Wasserschloss Menzingen: Durch ein Feuer in den Dornröschenschlaf versetzt
Die Zukunft des Wasserschlosses Menzingen im Kraichtal bleibt bis heute ungewiss. Die Ruine ist zu einem märchenhaften Ort verfallen. Das Bauwerk wieder nutzbar zu machen erscheint beinahe unmöglich.

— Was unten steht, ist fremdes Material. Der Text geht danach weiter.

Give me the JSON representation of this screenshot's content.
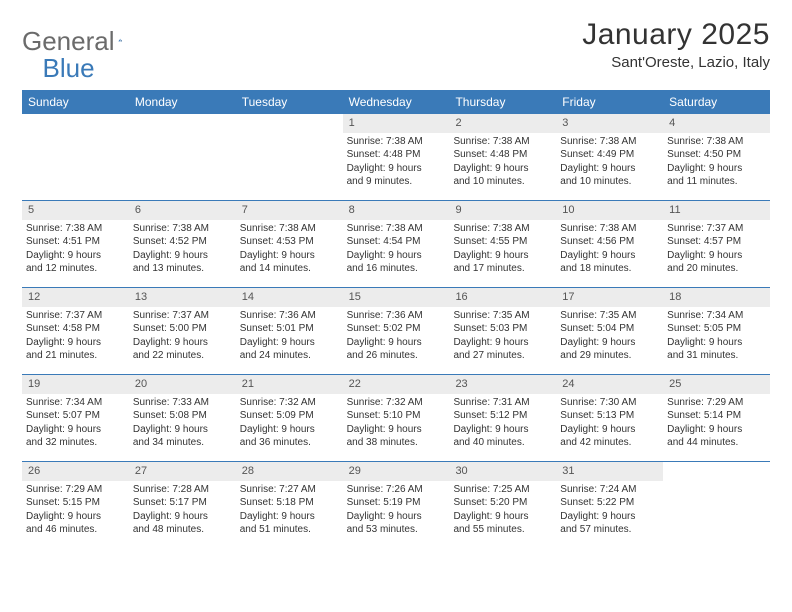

Einst war es eines der am besten erhaltenen Wasserschlösser in ganz Baden, heute ist es nur noch eine von wucherndem Grün umgebene Ruine - die Rede ist vom Wasserschloss Menzingen. Am Rande der Kraichtal-Gemeinde Menzingen gelegen, etwa 40 Autominuten von Heilbronn entfernt, fasziniert die Ruine seit vielen Jahren Passanten, Wanderer und Fahrradfahrer gleichermaßen. Diese Anziehungskraft ist zweifelsohne auch der sagenumwobenen Aura geschuldet, welche die Ruine und seine Besucher umgibt.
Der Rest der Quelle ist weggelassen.